Dosimetric Comparison of Volumetric Modulated Arc Therapy (VMAT), Step and Shoot and Sliding Window IMRT for Prostate Cancer
E Schnell*, T De La Fuente Herman, O Algan, L Syzek, T Herman, J Young, K Hildebrand, S Ahmad, Oklahoma Univ. Health Science Ctr., Oklahoma City, OKSU-E-T-577 Sunday 3:00:00 PM - 6:00:00 PM Room: Exhibit Hall
Purpose: This study aims to evaluate treatment plans generated by Step-and-Shoot (SS), Sliding Window (SW) and Volumetric Modulated Arc Therapy (VMAT) in order to assess the differences in dose volume histograms of planning target volume (PTV) and organs at risk (OAR), conformity indices, radiobiological evaluations, and plan quality for prostate cancer cases.

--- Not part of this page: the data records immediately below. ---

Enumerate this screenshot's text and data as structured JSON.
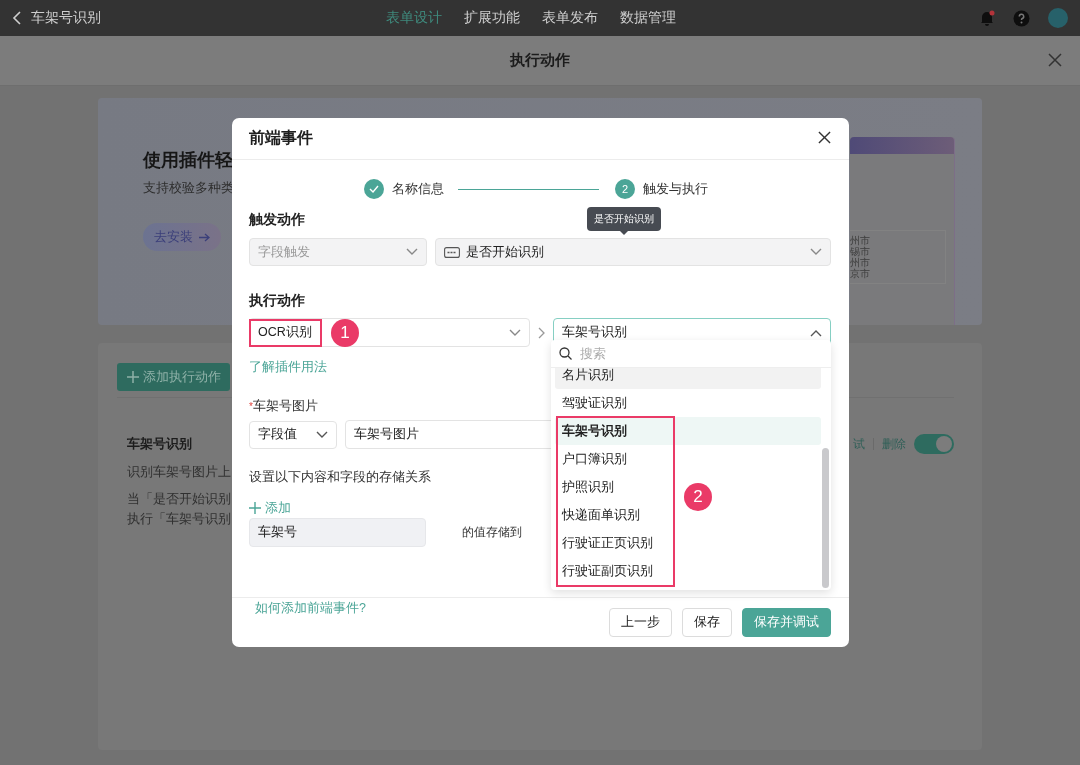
{
  "app_bar": {
    "title": "车架号识别",
    "tabs": [
      {
        "label": "表单设计",
        "selected": true
      },
      {
        "label": "扩展功能",
        "selected": false
      },
      {
        "label": "表单发布",
        "selected": false
      },
      {
        "label": "数据管理",
        "selected": false
      }
    ]
  },
  "page_header": {
    "title": "执行动作"
  },
  "banner": {
    "title": "使用插件轻",
    "subtitle": "支持校验多种类",
    "install_button": "去安装",
    "preview_lines": [
      "州市",
      "锡市",
      "州市",
      "京市"
    ]
  },
  "actions_panel": {
    "add_button": "添加执行动作",
    "action": {
      "title": "车架号识别",
      "description": [
        "识别车架号图片上",
        "当「是否开始识别",
        "执行「车架号识别"
      ],
      "debug_link": "试",
      "delete_link": "删除",
      "enabled": true
    }
  },
  "dialog": {
    "title": "前端事件",
    "steps": [
      {
        "label": "名称信息",
        "done": true
      },
      {
        "label": "触发与执行",
        "number": "2",
        "done": false
      }
    ],
    "tooltip": "是否开始识别",
    "trigger": {
      "label": "触发动作",
      "type_select": {
        "value": "字段触发",
        "disabled": true
      },
      "field_select": {
        "value": "是否开始识别"
      }
    },
    "execute": {
      "label": "执行动作",
      "plugin_select": {
        "value": "OCR识别"
      },
      "action_select": {
        "value": "车架号识别",
        "expanded": true
      },
      "help_link": "了解插件用法"
    },
    "params": [
      {
        "label": "车架号图片",
        "required_mark": "*",
        "mode": "字段值",
        "value": "车架号图片"
      }
    ],
    "mapping": {
      "label": "设置以下内容和字段的存储关系",
      "add_button": "添加",
      "rows": [
        {
          "source": "车架号",
          "connector": "的值存储到"
        }
      ]
    },
    "dropdown": {
      "placeholder": "搜索",
      "options": [
        {
          "label": "名片识别",
          "selected": false,
          "hovered": true
        },
        {
          "label": "驾驶证识别",
          "selected": false,
          "hovered": false
        },
        {
          "label": "车架号识别",
          "selected": true,
          "hovered": false
        },
        {
          "label": "户口簿识别",
          "selected": false,
          "hovered": false
        },
        {
          "label": "护照识别",
          "selected": false,
          "hovered": false
        },
        {
          "label": "快递面单识别",
          "selected": false,
          "hovered": false
        },
        {
          "label": "行驶证正页识别",
          "selected": false,
          "hovered": false
        },
        {
          "label": "行驶证副页识别",
          "selected": false,
          "hovered": false
        }
      ]
    },
    "footer": {
      "help_link": "如何添加前端事件?",
      "buttons": [
        {
          "label": "上一步",
          "kind": "default"
        },
        {
          "label": "保存",
          "kind": "default"
        },
        {
          "label": "保存并调试",
          "kind": "primary"
        }
      ]
    }
  },
  "annotations": [
    {
      "number": "1"
    },
    {
      "number": "2"
    }
  ]
}
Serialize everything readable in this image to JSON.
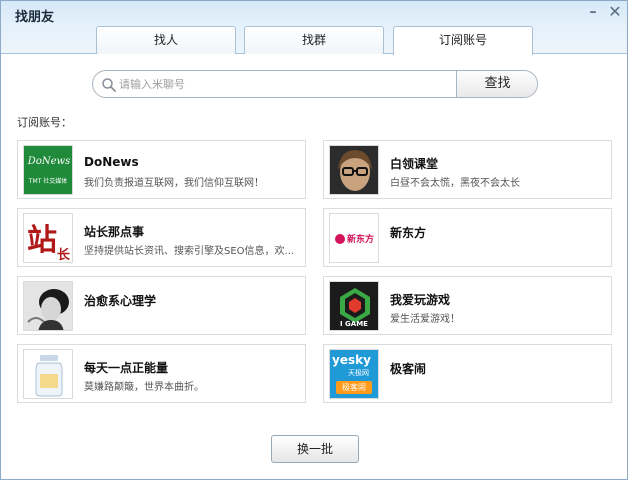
{
  "window": {
    "title": "找朋友",
    "minimize": "–",
    "close": "✕"
  },
  "tabs": [
    {
      "label": "找人",
      "active": false
    },
    {
      "label": "找群",
      "active": false
    },
    {
      "label": "订阅账号",
      "active": true
    }
  ],
  "search": {
    "placeholder": "请输入米聊号",
    "value": "",
    "button_label": "查找",
    "icon": "search-icon"
  },
  "section_label": "订阅账号：",
  "accounts": [
    {
      "name": "DoNews",
      "desc": "我们负责报道互联网，我们信仰互联网！",
      "logo_text": "DoNews",
      "logo_sub": "TMT 社交媒体"
    },
    {
      "name": "白领课堂",
      "desc": "白昼不会太慌，黑夜不会太长",
      "logo_text": ""
    },
    {
      "name": "站长那点事",
      "desc": "坚持提供站长资讯、搜索引擎及SEO信息，欢...",
      "logo_text": "站",
      "logo_sub": "长"
    },
    {
      "name": "新东方",
      "desc": "",
      "logo_text": "新东方"
    },
    {
      "name": "治愈系心理学",
      "desc": "",
      "logo_text": ""
    },
    {
      "name": "我爱玩游戏",
      "desc": "爱生活爱游戏！",
      "logo_text": "I GAME"
    },
    {
      "name": "每天一点正能量",
      "desc": "莫嫌路颠簸，世界本曲折。",
      "logo_text": ""
    },
    {
      "name": "极客闹",
      "desc": "",
      "logo_text": "yesky",
      "logo_sub": "天极网",
      "logo_sub2": "极客闹"
    }
  ],
  "refresh_button": "换一批",
  "colors": {
    "accent": "#8ca9c7",
    "donews_green": "#1f8a3a",
    "game_green": "#3aa845",
    "yesky_blue": "#1f9ad6"
  }
}
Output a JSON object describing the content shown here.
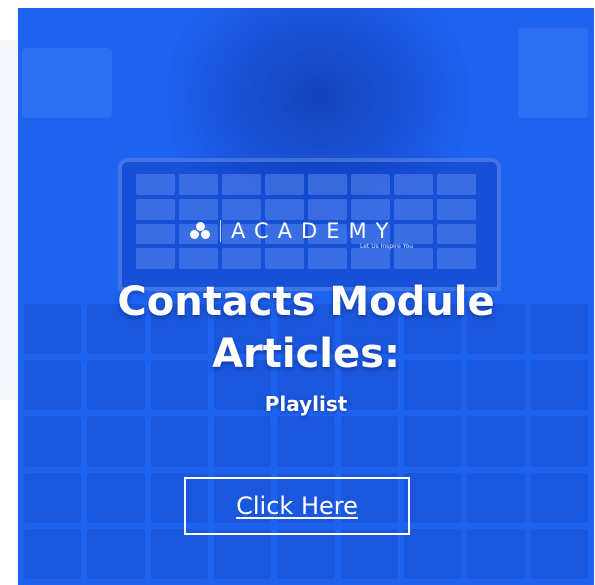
{
  "banner": {
    "brand": {
      "name": "ACADEMY",
      "tagline": "Let Us Inspire You",
      "icon": "three-dots-logo-icon"
    },
    "title_line1": "Contacts Module",
    "title_line2": "Articles:",
    "subtitle": "Playlist",
    "cta_label": "Click Here",
    "colors": {
      "background": "#1e62f0",
      "text": "#ffffff"
    }
  }
}
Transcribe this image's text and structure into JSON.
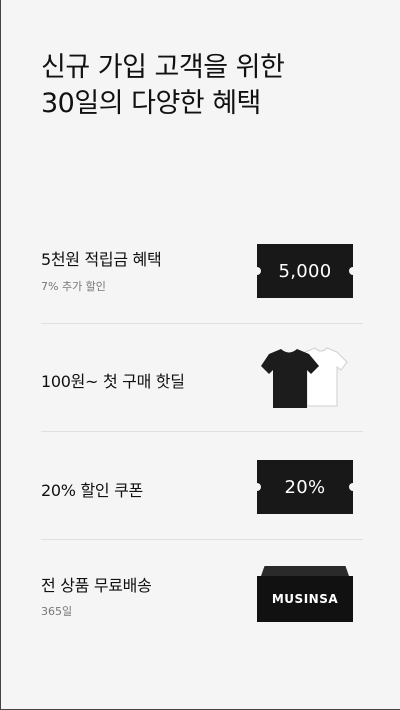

Methods: Six prostate cancer patients treated in our center were selected for this retrospective study. Treatment plans were generated with Eclipse version 8.9 using 10 MV photon beams. For VMAT, Varian Rapid Arc with 1 or 2 arcs, and for SS and SW IMRT, 7-9 fields were used. Each plan had three PTVs with prescription doses of 81, 59.4, and 45 Gy to prostate, to prostate and lymph nodes, and to pelvis, respectively. Doses to PTV and OAR and the conformal indices (COIN) were compared among three techniques. The equivalent uniform dose (EUD), tumor control probability (TCP) and normal tissue complication probability (NTCP) was also calculated and compared.
Results: The mean doses to the PTV prostate on average were 83 Gy and the percent differences of mean dose among all techniques were below 0.28. For bladder and rectum, the percent differences of mean dose among all techniques were below 2.2. The COIN did not favour any particular delivery method over the other. The TCP was higher with SS and SW for four patients and higher with VMAT for two patients. The NTCP for the rectum was the lowest with VMAT in all patients except one.
Conclusions: Preliminary data shows similar target coverage in general. We will extend our study to include 15 patients to compare different approaches with statistics. We will attempt to define characteristics predictive of the superior delivery technique.